The string itself is UTF-8 encoded (it’s valid ascii), but the contents of the string include an escape sequence that encodes two UTF-16 surrogate pairs.
One way to think about this is that the literal will take up just 4 bytes of data in the file, whereas the UTF-16 surrogate pairs take up 4 * 6 bytes (because each of the four bytes required by the literal are stored using 6 ascii/1 byte characters).
So the storage is 6 times larger, but the benefit is that the whole file effectively becomes valid ascii with practically no concerns about the encoding of the file itself.
That sounds like the UTF-8 decoder is not fully implemented. The spec is quite clear it says
Any character may be escaped. If the character is in the Basic Multilingual Plane (U+0000 through U+FFFF), then it may be represented as a six-character sequence: a reverse solidus, followed by the lowercase letter u, followed by four hexadecimal digits that encode the character’s code point. The hexadecimal letters A through F can be uppercase or lowercase. So, for example, a string containing only a single reverse solidus character may be represented as “\u005C”.
To escape an extended character that is not in the Basic Multilingual Plane, the character is represented as a 12-character sequence, encoding the UTF-16 surrogate pair. So, for example, a string containing only the G clef character (U+1D11E) may be represented as “\uD834\uDD1E”.
In short
- Any character may be escaped
- The escape sequences are in the style
\uxxxx
- If the character being escaped is in the Basic Multilingual Plane (16-bits of less) then a single 6 character sequence in the above format can be used
- If the character being escaped is not in the Basic Multilingual Plane (> 16-bits) then pairs of 6 character sequences (in the above format) can be used (these are called surrogate pairs).
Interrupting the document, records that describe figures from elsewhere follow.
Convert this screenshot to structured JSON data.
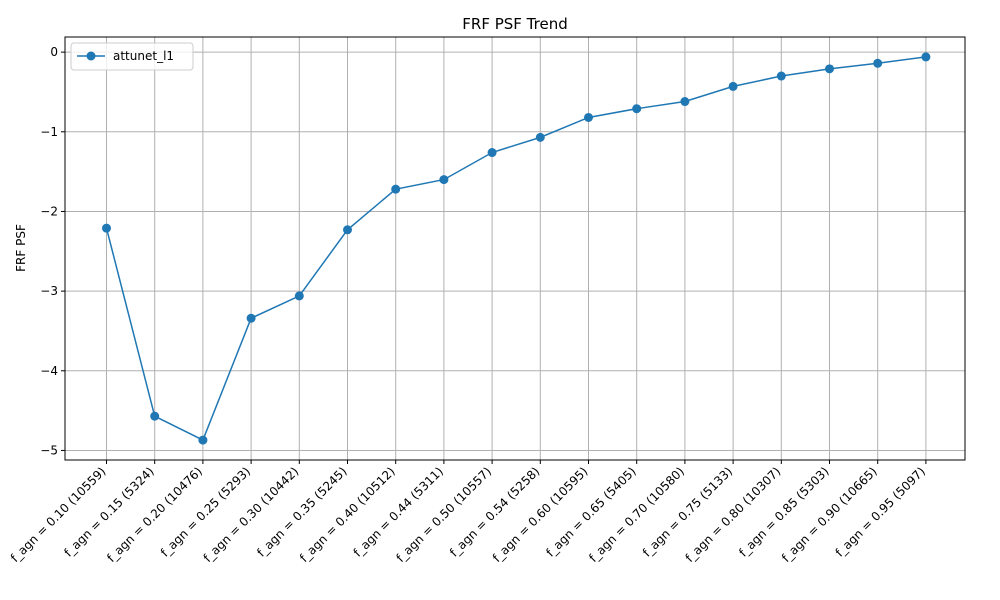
{
  "chart_data": {
    "type": "line",
    "title": "FRF PSF Trend",
    "xlabel": "",
    "ylabel": "FRF PSF",
    "categories": [
      "f_agn = 0.10 (10559)",
      "f_agn = 0.15 (5324)",
      "f_agn = 0.20 (10476)",
      "f_agn = 0.25 (5293)",
      "f_agn = 0.30 (10442)",
      "f_agn = 0.35 (5245)",
      "f_agn = 0.40 (10512)",
      "f_agn = 0.44 (5311)",
      "f_agn = 0.50 (10557)",
      "f_agn = 0.54 (5258)",
      "f_agn = 0.60 (10595)",
      "f_agn = 0.65 (5405)",
      "f_agn = 0.70 (10580)",
      "f_agn = 0.75 (5133)",
      "f_agn = 0.80 (10307)",
      "f_agn = 0.85 (5303)",
      "f_agn = 0.90 (10665)",
      "f_agn = 0.95 (5097)"
    ],
    "series": [
      {
        "name": "attunet_l1",
        "color": "#1f77b4",
        "marker": "circle",
        "values": [
          -2.21,
          -4.57,
          -4.87,
          -3.34,
          -3.06,
          -2.23,
          -1.72,
          -1.6,
          -1.26,
          -1.07,
          -0.82,
          -0.71,
          -0.62,
          -0.43,
          -0.3,
          -0.21,
          -0.14,
          -0.06
        ]
      }
    ],
    "ylim": [
      -5.12,
      0.19
    ],
    "yticks": [
      0,
      -1,
      -2,
      -3,
      -4,
      -5
    ],
    "ytick_labels": [
      "0",
      "−1",
      "−2",
      "−3",
      "−4",
      "−5"
    ],
    "grid": true,
    "legend_position": "upper-left"
  }
}
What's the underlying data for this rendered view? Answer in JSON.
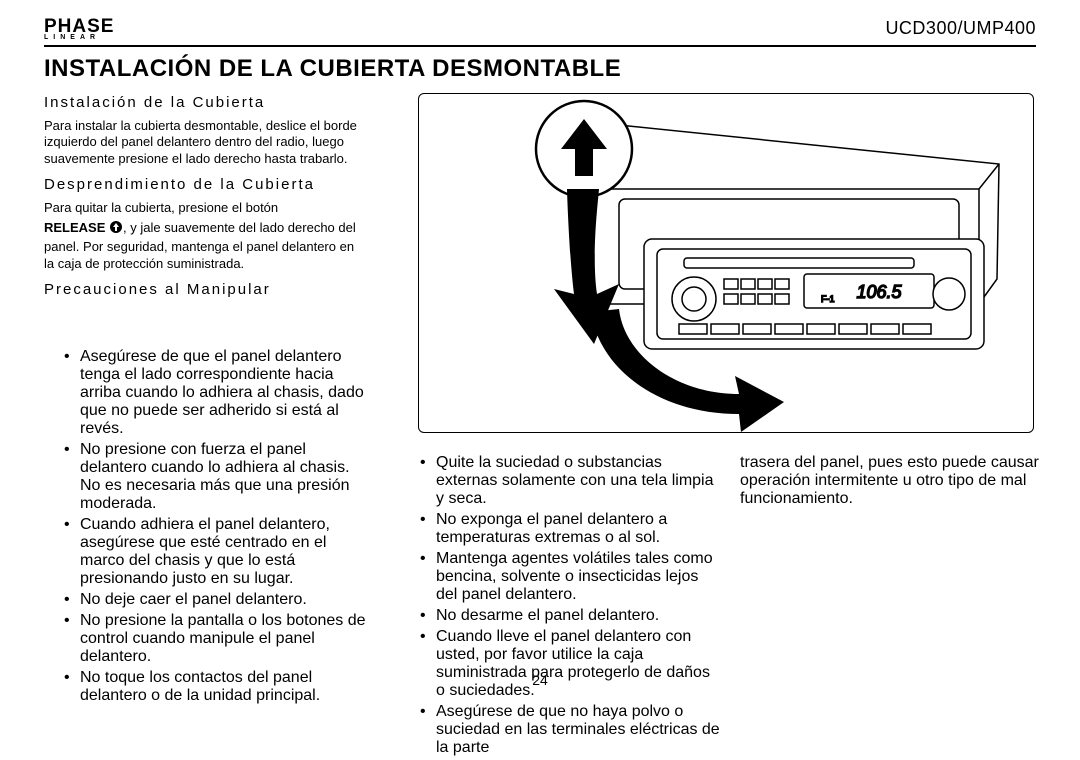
{
  "header": {
    "logo_main": "PHASE",
    "logo_sub": "LINEAR",
    "model": "UCD300/UMP400"
  },
  "title": "INSTALACIÓN DE LA CUBIERTA DESMONTABLE",
  "sections": {
    "install": {
      "heading": "Instalación de la Cubierta",
      "body": "Para instalar la cubierta desmontable, deslice el borde izquierdo del panel delantero dentro del radio, luego suavemente presione el lado derecho hasta trabarlo."
    },
    "detach": {
      "heading": "Desprendimiento de la Cubierta",
      "line1": "Para quitar la cubierta, presione el botón",
      "release": "RELEASE",
      "line2": ", y jale suavemente del lado derecho del panel. Por seguridad, mantenga el panel delantero en la caja de protección suministrada."
    },
    "precautions": {
      "heading": "Precauciones al Manipular",
      "col1": [
        "Asegúrese de que el panel delantero tenga el lado correspondiente hacia arriba cuando lo adhiera al chasis, dado que no puede ser adherido si está al revés.",
        "No presione con fuerza el panel delantero cuando lo adhiera al chasis. No es necesaria más que una presión moderada.",
        "Cuando adhiera el panel delantero, asegúrese que esté centrado en el marco del chasis y que lo está presionando justo en su lugar.",
        "No deje caer el panel delantero.",
        "No presione la pantalla o los botones de control cuando manipule el panel delantero.",
        "No toque los contactos del panel delantero o de la unidad principal."
      ],
      "col2": [
        "Quite la suciedad o substancias externas solamente con una tela limpia y seca.",
        "No exponga el panel delantero a temperaturas extremas o al sol.",
        "Mantenga agentes volátiles tales como bencina, solvente o insecticidas lejos del panel delantero.",
        "No desarme el panel delantero.",
        "Cuando lleve el panel delantero con usted, por favor utilice la caja suministrada para protegerlo de daños o suciedades.",
        "Asegúrese de que no haya polvo o suciedad en las terminales eléctricas de la parte"
      ],
      "col3": [
        "trasera del panel, pues esto puede causar operación intermitente u otro tipo de mal funcionamiento."
      ]
    }
  },
  "illustration": {
    "display_text": "106.5",
    "fm_text": "F-1",
    "arrow1_color": "#000000",
    "arrow2_color": "#000000",
    "circle_fill": "#ffffff",
    "stroke": "#000000"
  },
  "page_number": "24"
}
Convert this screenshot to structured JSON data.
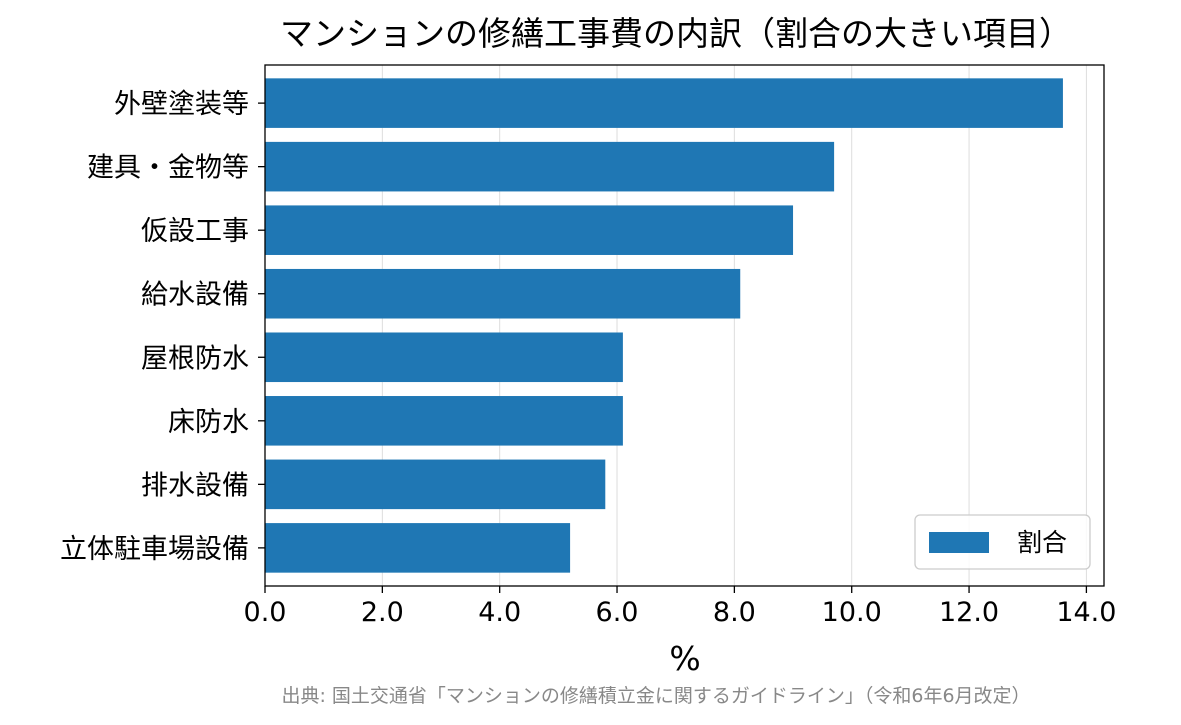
{
  "chart_data": {
    "type": "bar",
    "orientation": "horizontal",
    "title": "マンションの修繕工事費の内訳（割合の大きい項目）",
    "xlabel": "%",
    "ylabel": "",
    "categories": [
      "外壁塗装等",
      "建具・金物等",
      "仮設工事",
      "給水設備",
      "屋根防水",
      "床防水",
      "排水設備",
      "立体駐車場設備"
    ],
    "series": [
      {
        "name": "割合",
        "values": [
          13.6,
          9.7,
          9.0,
          8.1,
          6.1,
          6.1,
          5.8,
          5.2
        ],
        "color": "#1f77b4"
      }
    ],
    "xlim": [
      0,
      14.3
    ],
    "xticks": [
      "0.0",
      "2.0",
      "4.0",
      "6.0",
      "8.0",
      "10.0",
      "12.0",
      "14.0"
    ],
    "grid": "x",
    "legend_position": "lower-right"
  },
  "source_note": "出典: 国土交通省「マンションの修繕積立金に関するガイドライン」（令和6年6月改定）"
}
That being said I may look at extending the behaviour in JUCE so that we can support saving JSON files with unicode literals as it seems to be such common practice now, but I don’t want to make any promises just yet.
That makes sense, the error is complaining about the escaped surrogate pairs, but in this instance there is just a UTF-8 literal, there are no escaped surrogate pairs to complain about.
I can print it to the console in Xcode and it prints it as a flag.
However, looking at lldb I can see it does display the string as a hex escaped string.
After spending a lot more time debugging this, I think what is happening is that when the JUCE JSON parser encounters non-ascii it stores the UTF-16 byte representation in the juce::String. The debugger then displays these values as a hex escaped string.
When the JSON is later written to disk it detects these values and converts them back to escape sequences.
If I’m right it means that while the JSON written to disk may well be valid, I’m not sure the string you get from the property is, as it seems like it’s a mix of UTF-8 and UTF-16?
Let me explore this a bit more and get back to you because I want to confirm those findings first.
To be clear though I don’t think this is your problem, I think the problem you’re facing is that your decoder doesn’t appear to support encoded surrogate pairs?